N’est-ce pas la CIA qui contrôle wokepedia ?
Je suppose qu’ Elon Musk a de bonnes raisons de créer un concurrent à wikipédia, mais n’aurait-il pas été plus simple de racheter wikipédia et d’y faire le ménage comme pour Twitter ?
La vérité ne peut sortir que de la pluralité des informations.
Enfin une salutaire révolution. Adieu Monsieur Soros.
Excellente nouvelle. Décidément cet Elon Musk est un génie.
Enfin
Bonne nouvelle.
Sans neutralité il n’y a pas d’information donc belle initiative de Musk et je suivrai toujours la neutralité! J’espère que dans un an son projet sera fini pour définitivement enterré tous les mensonges des médias wokistes, les manipulateurs de foule!

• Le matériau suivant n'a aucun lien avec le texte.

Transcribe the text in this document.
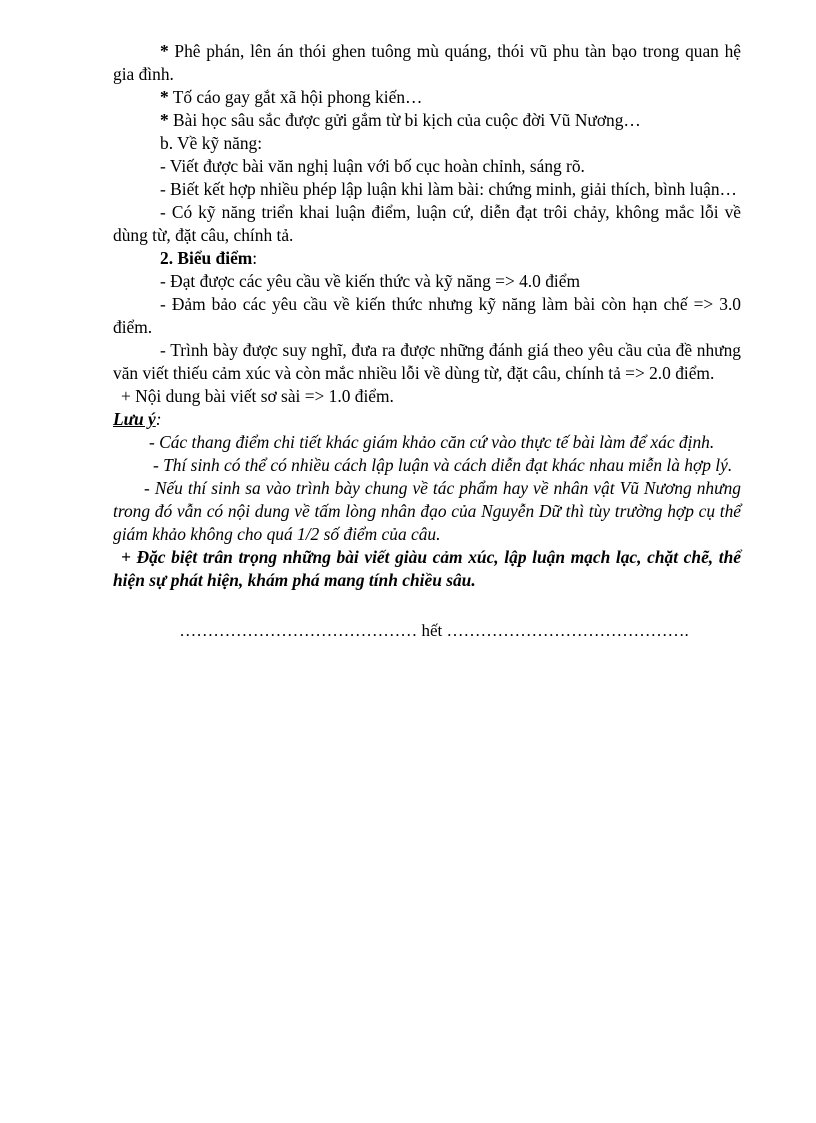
* Phê phán, lên án thói ghen tuông mù quáng, thói vũ phu tàn bạo trong quan hệ gia đình.

* Tố cáo gay gắt xã hội phong kiến…

* Bài học sâu sắc được gửi gắm từ bi kịch của cuộc đời Vũ Nương…

b. Về kỹ năng:

- Viết được bài văn nghị luận với bố cục hoàn chỉnh, sáng rõ.

- Biết kết hợp nhiều phép lập luận khi làm bài: chứng minh, giải thích, bình luận…

- Có kỹ năng triển khai luận điểm, luận cứ, diễn đạt trôi chảy, không mắc lỗi về dùng từ, đặt câu, chính tả.

2. Biểu điểm:

- Đạt được các yêu cầu về kiến thức và kỹ năng => 4.0 điểm

- Đảm bảo các yêu cầu về kiến thức nhưng kỹ năng làm bài còn hạn chế => 3.0 điểm.

- Trình bày được suy nghĩ, đưa ra được những đánh giá theo yêu cầu của đề nhưng văn viết thiếu cảm xúc và còn mắc nhiều lỗi về dùng từ, đặt câu, chính tả => 2.0 điểm.

+ Nội dung bài viết sơ sài => 1.0 điểm.

Lưu ý:

- Các thang điểm chi tiết khác giám khảo căn cứ vào thực tế bài làm để xác định.

- Thí sinh có thể có nhiều cách lập luận và cách diễn đạt khác nhau miễn là hợp lý.

- Nếu thí sinh sa vào trình bày chung về tác phẩm hay về nhân vật Vũ Nương nhưng trong đó vẫn có nội dung về tấm lòng nhân đạo của Nguyễn Dữ thì tùy trường hợp cụ thể giám khảo không cho quá 1/2 số điểm của câu.

+ Đặc biệt trân trọng những bài viết giàu cảm xúc, lập luận mạch lạc, chặt chẽ, thể hiện sự phát hiện, khám phá mang tính chiều sâu.

…………………………………… hết …………………………………….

Bravo Elon Musk, enfin un contre pouvoir à Wikipedia qui est pleine dérive wokiste, entre mensonges et censures !
Tous sur Grokipedia !!!
Wokipédia
Bravo Elon Musk, enfin un contre pouvoir à Wikipedia qui est pleine dérive wokiste, entre mensonges et censures !
Tous sur Grokipedia !!!
Il y a belle lurette que j’ai abandonné ce que certains appellent encyclopédie.
Moi, je trouve que Wikipedia est parfaitement neutre.
Tout comme France Télévision, d’ailleurs.
Et melenchon est calme et pondéré et surtout pas qualifiable d extrêmiste de gauche. Heureusement gauchopedia ne le fait pas.
Eh bien tant mieux! Chic!
Comment fait-on pour aller sur Grokipedia ,
Un bel exemple du gauchisme de wokipédia.
L’autre jour je regardai un documentaire sur la ville de Saint-Mammès.
Je suis allé voir la fiche wiki de cette ville.
Dans la section sur les maire de la ville, il est marqué le dernier maire : Joël Surier qui est du rassemblement national.
Dans la colonne qualité (profession) il est marqué : Menteur professionnel
Vice-président de la CC Moret Seine et Loing (2020 → )
Voilà ce que laisse passer wikipidia : une insulte contre le maire de la ville.
L’article a surement été écrit par un bon gauchiste antifa !!!
Je viens de vérifier moi-même et rassurez-vous la mention incriminé n’apparaît plus … heureusement.
J’apprécie wikipedia pour son côté encyclopédique mais je reste très méfiante sur les contenus. Finalement c’est une image réelle de ce que va apporter l’IA dans nos vies, de grandes avancées techniques ET la porte ouverte à toutes les manipulations. Prudence
J’ai fait une copie d’écran. Si vous l’a voulez.